The psychological language of religious ritual is the best way to describe these things, and was the common language of humanity in matters of the mind until the failed project of secular psychology ("psyche" being greek for spirit/mind/soul). Incidentally, psychology typically cribs religious/occult systems and terminology anyhow.
I was going to argue that people could be born gay. I looked at a huge study that shows there is no 'gay gene', and thus, people are not born homosexual. However, there must be something genetically that allows one to be sexually attracted to a certain sex. There are other studies that show there are multiple genes that are found in homosexual individuals (genes linked to mental health issues rather than being gay in itself). A person with no sexual education and no outside influence can and will still be sexually attracted to the opposite sex. That is genetics at play. It has to be; otherwise, there would be no sexual attraction (and true asexuality (no libido) is rare and often a result of trauma).
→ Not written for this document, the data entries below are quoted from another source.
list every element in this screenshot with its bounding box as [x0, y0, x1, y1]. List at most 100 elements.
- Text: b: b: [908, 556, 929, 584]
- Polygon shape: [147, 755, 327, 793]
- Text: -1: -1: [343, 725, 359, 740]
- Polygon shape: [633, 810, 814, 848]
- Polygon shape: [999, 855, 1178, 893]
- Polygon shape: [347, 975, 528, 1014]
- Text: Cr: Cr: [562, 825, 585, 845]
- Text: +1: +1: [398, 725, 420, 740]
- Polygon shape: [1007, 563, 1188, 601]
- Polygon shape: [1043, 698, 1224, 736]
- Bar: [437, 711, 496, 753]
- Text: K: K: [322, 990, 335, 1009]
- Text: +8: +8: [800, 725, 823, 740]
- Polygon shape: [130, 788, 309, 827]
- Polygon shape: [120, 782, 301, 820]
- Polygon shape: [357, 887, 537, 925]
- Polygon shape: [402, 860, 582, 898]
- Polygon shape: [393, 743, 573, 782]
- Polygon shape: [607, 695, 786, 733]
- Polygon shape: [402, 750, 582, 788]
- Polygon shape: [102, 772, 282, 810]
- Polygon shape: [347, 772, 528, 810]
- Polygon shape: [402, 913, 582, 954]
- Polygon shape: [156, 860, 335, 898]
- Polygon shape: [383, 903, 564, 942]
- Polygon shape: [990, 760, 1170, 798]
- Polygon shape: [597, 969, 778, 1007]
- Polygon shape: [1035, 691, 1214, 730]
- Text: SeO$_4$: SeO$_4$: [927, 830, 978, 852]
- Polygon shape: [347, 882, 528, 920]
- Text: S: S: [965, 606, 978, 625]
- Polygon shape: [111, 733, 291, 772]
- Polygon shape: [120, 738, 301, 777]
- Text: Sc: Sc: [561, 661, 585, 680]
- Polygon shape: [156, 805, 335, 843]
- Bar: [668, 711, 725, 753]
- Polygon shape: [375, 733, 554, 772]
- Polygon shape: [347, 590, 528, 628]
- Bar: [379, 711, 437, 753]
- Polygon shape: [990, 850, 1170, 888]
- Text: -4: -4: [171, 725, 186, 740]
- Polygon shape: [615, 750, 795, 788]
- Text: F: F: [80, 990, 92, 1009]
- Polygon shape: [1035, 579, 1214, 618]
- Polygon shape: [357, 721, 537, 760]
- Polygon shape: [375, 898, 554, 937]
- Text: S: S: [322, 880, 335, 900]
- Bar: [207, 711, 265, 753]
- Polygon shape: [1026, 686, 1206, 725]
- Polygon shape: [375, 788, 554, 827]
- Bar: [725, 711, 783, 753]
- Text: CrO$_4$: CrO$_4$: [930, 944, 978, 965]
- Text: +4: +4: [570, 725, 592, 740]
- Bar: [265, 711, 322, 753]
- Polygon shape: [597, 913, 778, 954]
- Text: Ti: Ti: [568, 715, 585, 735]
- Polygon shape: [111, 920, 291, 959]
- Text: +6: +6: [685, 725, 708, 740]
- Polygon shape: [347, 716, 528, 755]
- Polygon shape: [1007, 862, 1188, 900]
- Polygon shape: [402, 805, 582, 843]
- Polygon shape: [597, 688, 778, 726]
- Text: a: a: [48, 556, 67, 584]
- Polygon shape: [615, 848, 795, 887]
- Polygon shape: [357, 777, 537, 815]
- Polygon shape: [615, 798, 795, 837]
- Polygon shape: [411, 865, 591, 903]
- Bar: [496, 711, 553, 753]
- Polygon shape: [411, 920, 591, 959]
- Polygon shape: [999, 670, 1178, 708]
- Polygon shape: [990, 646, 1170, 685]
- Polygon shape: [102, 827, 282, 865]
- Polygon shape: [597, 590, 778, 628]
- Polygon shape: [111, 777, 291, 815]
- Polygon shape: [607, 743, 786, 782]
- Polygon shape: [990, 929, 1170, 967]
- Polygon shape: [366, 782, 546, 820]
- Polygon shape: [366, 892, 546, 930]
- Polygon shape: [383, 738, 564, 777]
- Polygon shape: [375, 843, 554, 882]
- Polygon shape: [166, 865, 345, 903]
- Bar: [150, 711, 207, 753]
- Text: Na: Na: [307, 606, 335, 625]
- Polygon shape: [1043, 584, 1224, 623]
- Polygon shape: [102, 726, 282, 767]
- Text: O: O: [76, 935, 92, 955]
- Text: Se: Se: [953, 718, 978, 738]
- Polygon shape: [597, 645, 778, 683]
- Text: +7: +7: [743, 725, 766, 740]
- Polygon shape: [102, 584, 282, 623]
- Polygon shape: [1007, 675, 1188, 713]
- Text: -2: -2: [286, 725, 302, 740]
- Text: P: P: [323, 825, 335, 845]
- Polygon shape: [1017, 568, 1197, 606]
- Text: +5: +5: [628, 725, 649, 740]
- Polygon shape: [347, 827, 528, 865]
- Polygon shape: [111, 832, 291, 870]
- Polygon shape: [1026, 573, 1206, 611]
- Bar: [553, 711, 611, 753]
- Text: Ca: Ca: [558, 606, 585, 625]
However, there is also a study that claims that children who display non-gender-conforming behavior are more likely to be targeted by abusers. If an individual is never exposed to trauma like this, and they still turn out homosexual, wouldn't that be a sign that it's not nurture? It's difficult to run a study on that because people don't keep every single detail of their lives written down. We haven't found the genes that regulate what one is sexually attracted to from birth (what humans are found sexually attractive once one hits puberty). There are millions of individuals who are sexually assaulted/abused and don't turn out to be homosexuals. Is it the gender-non-conforming aspect of individuals that increase the chance of someone becoming homosexual with or without abuse? Why are children who are GNC more likely to be targeted? Are the genes that are linked to mental health a contributor to GNC? There's many questions left to answer.